| MartinTheActor |
I truly enjoy Pathfinder as a system. I run it from time to time as a one-shot game here and there. However, I've noticed a real bottleneck in running a full adventure. I'm not very taken with the rather poor quality of the official adventures and adventure paths.
To be clear, I've been running and playing TTRPGs for over two decades at this point. I'm the kind of GM that enjoys crafting a world and an adventure path for players. Compared with adventure paths or campaigns from other systems and other publishers Pathfinder's offerings just seem a lot less engaging and a lot more resistant to alteration by the GM.
Which leads me to wonder how other GMs manage this?
Creating an adventure setting or world for a system like D&D 5e tends to be so much more straightforward and require so much less work. The flip of that is that D&D's per-session prep is a lot higher than PF2e for the GM in my experience. In PF2e though so much of the mechanics seem heavily tied into the official setting.
As an example, let's take a world I crafted previous - Eternarii. It is a world with just five deities. Magic in this world all ties back to those deities. In 5e it is pretty easy to fit the lore in with the mechanics. Spells, classes and abilties are really well tied into the deities of the world because you've got just the 8 schools of magic or even just the 3 main spell list types (Arcane, Divine, Primal). In PF2e though there is so much overlap between the traditions the task would then necessitate going through every single spell and categorise them individually. With well over 300 in Player Core alone (not including rituals or focus spells) that's a daunting task and before I even get into Player Core 2 or other options.

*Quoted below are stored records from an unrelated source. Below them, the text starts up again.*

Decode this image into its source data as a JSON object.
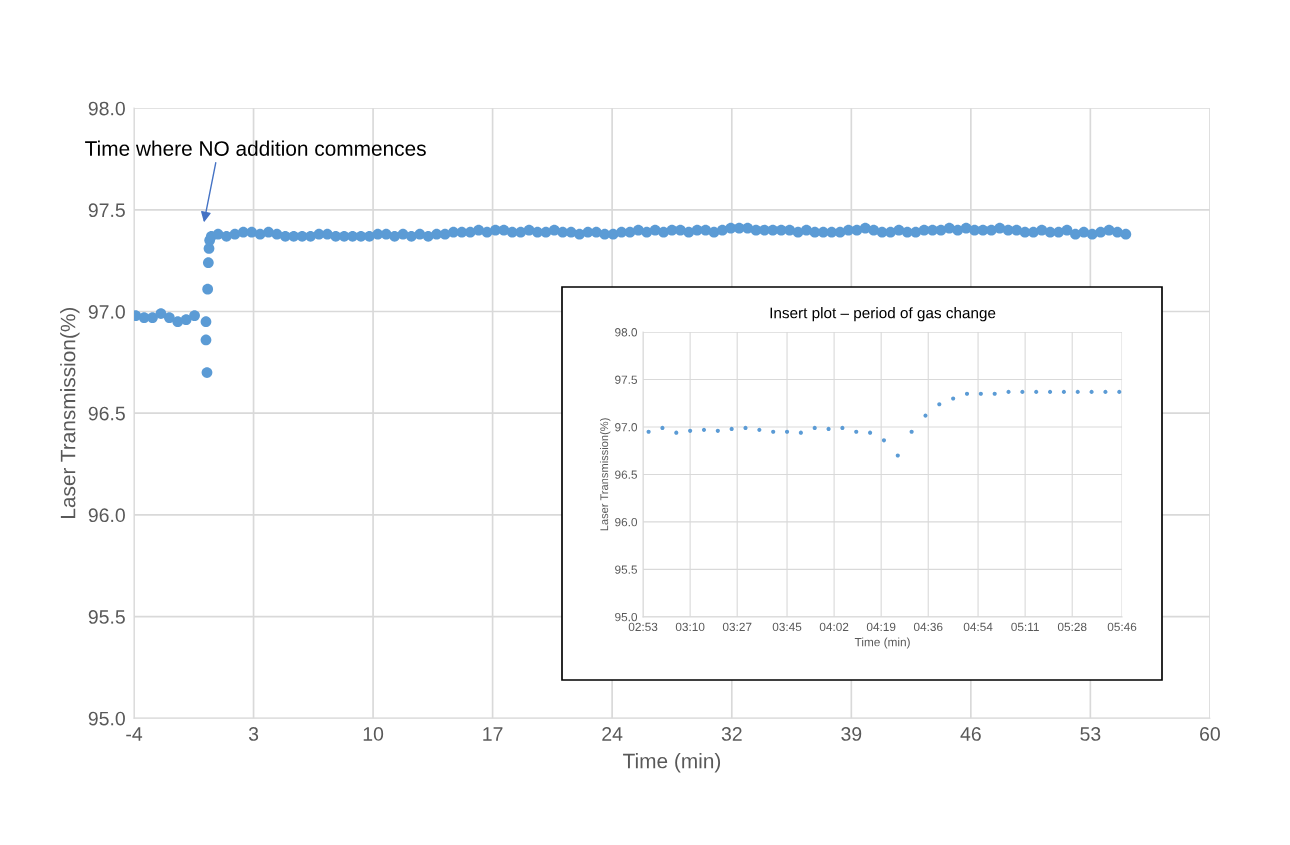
{
  "chart_data": [
    {
      "type": "scatter",
      "xlabel": "Time (min)",
      "ylabel": "Laser Transmission(%)",
      "color": "#5b9bd5",
      "marker": "circle",
      "grid": true,
      "x": [
        -3.9,
        -3.4,
        -2.9,
        -2.4,
        -1.9,
        -1.4,
        -0.9,
        -0.4,
        0.28,
        0.28,
        0.34,
        0.38,
        0.42,
        0.46,
        0.5,
        0.6,
        1.0,
        1.5,
        2.0,
        2.5,
        3.0,
        3.5,
        4.0,
        4.5,
        5.0,
        5.5,
        6.0,
        6.5,
        7.0,
        7.5,
        8.0,
        8.5,
        9.0,
        9.5,
        10.0,
        10.5,
        11.0,
        11.5,
        12.0,
        12.5,
        13.0,
        13.5,
        14.0,
        14.5,
        15.0,
        15.5,
        16.0,
        16.5,
        17.0,
        17.5,
        18.0,
        18.5,
        19.0,
        19.5,
        20.0,
        20.5,
        21.0,
        21.5,
        22.0,
        22.5,
        23.0,
        23.5,
        24.0,
        24.5,
        25.0,
        25.5,
        26.0,
        26.5,
        27.0,
        27.5,
        28.0,
        28.5,
        29.0,
        29.5,
        30.0,
        30.5,
        31.0,
        31.5,
        32.0,
        32.5,
        33.0,
        33.5,
        34.0,
        34.5,
        35.0,
        35.5,
        36.0,
        36.5,
        37.0,
        37.5,
        38.0,
        38.5,
        39.0,
        39.5,
        40.0,
        40.5,
        41.0,
        41.5,
        42.0,
        42.5,
        43.0,
        43.5,
        44.0,
        44.5,
        45.0,
        45.5,
        46.0,
        46.5,
        47.0,
        47.5,
        48.0,
        48.5,
        49.0,
        49.5,
        50.0,
        50.5,
        51.0,
        51.5,
        52.0,
        52.5,
        53.0,
        53.5,
        54.0,
        54.5,
        55.0
      ],
      "values": [
        96.98,
        96.97,
        96.97,
        96.99,
        96.97,
        96.95,
        96.96,
        96.98,
        96.95,
        96.86,
        96.7,
        97.11,
        97.24,
        97.31,
        97.35,
        97.37,
        97.38,
        97.37,
        97.38,
        97.39,
        97.39,
        97.38,
        97.39,
        97.38,
        97.37,
        97.37,
        97.37,
        97.37,
        97.38,
        97.38,
        97.37,
        97.37,
        97.37,
        97.37,
        97.37,
        97.38,
        97.38,
        97.37,
        97.38,
        97.37,
        97.38,
        97.37,
        97.38,
        97.38,
        97.39,
        97.39,
        97.39,
        97.4,
        97.39,
        97.4,
        97.4,
        97.39,
        97.39,
        97.4,
        97.39,
        97.39,
        97.4,
        97.39,
        97.39,
        97.38,
        97.39,
        97.39,
        97.38,
        97.38,
        97.39,
        97.39,
        97.4,
        97.39,
        97.4,
        97.39,
        97.4,
        97.4,
        97.39,
        97.4,
        97.4,
        97.39,
        97.4,
        97.41,
        97.41,
        97.41,
        97.4,
        97.4,
        97.4,
        97.4,
        97.4,
        97.39,
        97.4,
        97.39,
        97.39,
        97.39,
        97.39,
        97.4,
        97.4,
        97.41,
        97.4,
        97.39,
        97.39,
        97.4,
        97.39,
        97.39,
        97.4,
        97.4,
        97.4,
        97.41,
        97.4,
        97.41,
        97.4,
        97.4,
        97.4,
        97.41,
        97.4,
        97.4,
        97.39,
        97.39,
        97.4,
        97.39,
        97.39,
        97.4,
        97.38,
        97.39,
        97.38,
        97.39,
        97.4,
        97.39,
        97.38
      ],
      "xlim": [
        -4,
        60
      ],
      "ylim": [
        95.0,
        98.0
      ],
      "xticks": [
        -4,
        {
          "value": 3.11,
          "label": "3"
        },
        {
          "value": 10.22,
          "label": "10"
        },
        {
          "value": 17.33,
          "label": "17"
        },
        {
          "value": 24.44,
          "label": "24"
        },
        {
          "value": 31.56,
          "label": "32"
        },
        {
          "value": 38.67,
          "label": "39"
        },
        {
          "value": 45.78,
          "label": "46"
        },
        {
          "value": 52.89,
          "label": "53"
        },
        60
      ],
      "yticks": [
        {
          "value": 95,
          "label": "95.0"
        },
        95.5,
        {
          "value": 96,
          "label": "96.0"
        },
        96.5,
        {
          "value": 97,
          "label": "97.0"
        },
        97.5,
        {
          "value": 98,
          "label": "98.0"
        }
      ],
      "annotations": [
        "Time where NO addition commences"
      ]
    },
    {
      "type": "scatter",
      "title": "Insert plot – period of gas change",
      "xlabel": "Time (min)",
      "ylabel": "Laser Transmission(%)",
      "color": "#5b9bd5",
      "marker": "circle",
      "grid": true,
      "x": [
        175,
        180,
        185,
        190,
        195,
        200,
        205,
        210,
        215,
        220,
        225,
        230,
        235,
        240,
        245,
        250,
        255,
        260,
        265,
        270,
        275,
        280,
        285,
        290,
        295,
        300,
        305,
        310,
        315,
        320,
        325,
        330,
        335,
        340,
        345
      ],
      "values": [
        96.95,
        96.99,
        96.94,
        96.96,
        96.97,
        96.96,
        96.98,
        96.99,
        96.97,
        96.95,
        96.95,
        96.94,
        96.99,
        96.98,
        96.99,
        96.95,
        96.94,
        96.86,
        96.7,
        96.95,
        97.12,
        97.24,
        97.3,
        97.35,
        97.35,
        97.35,
        97.37,
        97.37,
        97.37,
        97.37,
        97.37,
        97.37,
        97.37,
        97.37,
        97.37
      ],
      "xlim": [
        173,
        346
      ],
      "ylim": [
        95.0,
        98.0
      ],
      "xticks": [
        {
          "value": 173,
          "label": "02:53"
        },
        {
          "value": 190,
          "label": "03:10"
        },
        {
          "value": 207,
          "label": "03:27"
        },
        {
          "value": 225,
          "label": "03:45"
        },
        {
          "value": 242,
          "label": "04:02"
        },
        {
          "value": 259,
          "label": "04:19"
        },
        {
          "value": 276,
          "label": "04:36"
        },
        {
          "value": 294,
          "label": "04:54"
        },
        {
          "value": 311,
          "label": "05:11"
        },
        {
          "value": 328,
          "label": "05:28"
        },
        {
          "value": 346,
          "label": "05:46"
        }
      ],
      "yticks": [
        {
          "value": 95,
          "label": "95.0"
        },
        95.5,
        {
          "value": 96,
          "label": "96.0"
        },
        96.5,
        {
          "value": 97,
          "label": "97.0"
        },
        97.5,
        {
          "value": 98,
          "label": "98.0"
        }
      ]
    }
  ]
}
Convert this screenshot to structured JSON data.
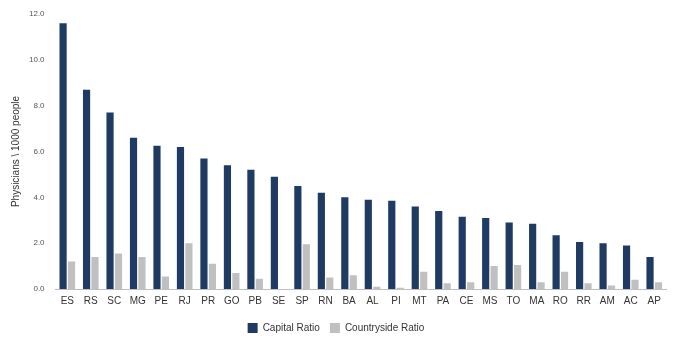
{
  "chart_data": {
    "type": "bar",
    "y_label": "Physicians \\ 1000 people",
    "categories": [
      "ES",
      "RS",
      "SC",
      "MG",
      "PE",
      "RJ",
      "PR",
      "GO",
      "PB",
      "SE",
      "SP",
      "RN",
      "BA",
      "AL",
      "PI",
      "MT",
      "PA",
      "CE",
      "MS",
      "TO",
      "MA",
      "RO",
      "RR",
      "AM",
      "AC",
      "AP"
    ],
    "series": [
      {
        "name": "Capital Ratio",
        "color": "#1f3b63",
        "values": [
          11.6,
          8.7,
          7.7,
          6.6,
          6.25,
          6.2,
          5.7,
          5.4,
          5.2,
          4.9,
          4.5,
          4.2,
          4.0,
          3.9,
          3.85,
          3.6,
          3.4,
          3.15,
          3.1,
          2.9,
          2.85,
          2.35,
          2.05,
          2.0,
          1.9,
          1.4
        ]
      },
      {
        "name": "Countryside Ratio",
        "color": "#c0c0c0",
        "values": [
          1.2,
          1.4,
          1.55,
          1.4,
          0.55,
          2.0,
          1.1,
          0.7,
          0.45,
          0.0,
          1.95,
          0.5,
          0.6,
          0.1,
          0.05,
          0.75,
          0.25,
          0.3,
          1.0,
          1.05,
          0.3,
          0.75,
          0.25,
          0.15,
          0.4,
          0.3
        ]
      }
    ],
    "ylim": [
      0,
      12
    ],
    "yticks": [
      {
        "value": 0,
        "label": "0.0"
      },
      {
        "value": 2,
        "label": "2.0"
      },
      {
        "value": 4,
        "label": "4.0"
      },
      {
        "value": 6,
        "label": "6.0"
      },
      {
        "value": 8,
        "label": "8.0"
      },
      {
        "value": 10,
        "label": "10.0"
      },
      {
        "value": 12,
        "label": "12.0"
      }
    ],
    "grid": false,
    "legend": "bottom"
  }
}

GM Core (and Prior Gamemastery Guides) absolutely SUCK for the worldbuilding GMs out there. Want to mess with Deities by removing them entirely? GM Core has zero advice on how to handle Clerics. Should you disallow Clerics? What happens when a cleric acts more in line with their religion's anathema? The 'Building Games' section of GM core is truly badly written because of what is overlooked.
I'd absolutely love to run Pathfinder 2e for some of my players, but a big part of my enjoyment is building the worlds and adventures. This is part of how I make the adventure feel unique and interesting. If just really feels like Pathfinder isn't designed for GMs like me.
So, again I ask - what do other Pathfinder GMs tend to do?
Do you just stick to published adventure paths? Do you do only surface only worldbuilding where you just reskin the existing Golarion stuff? What advice have you folks got for me?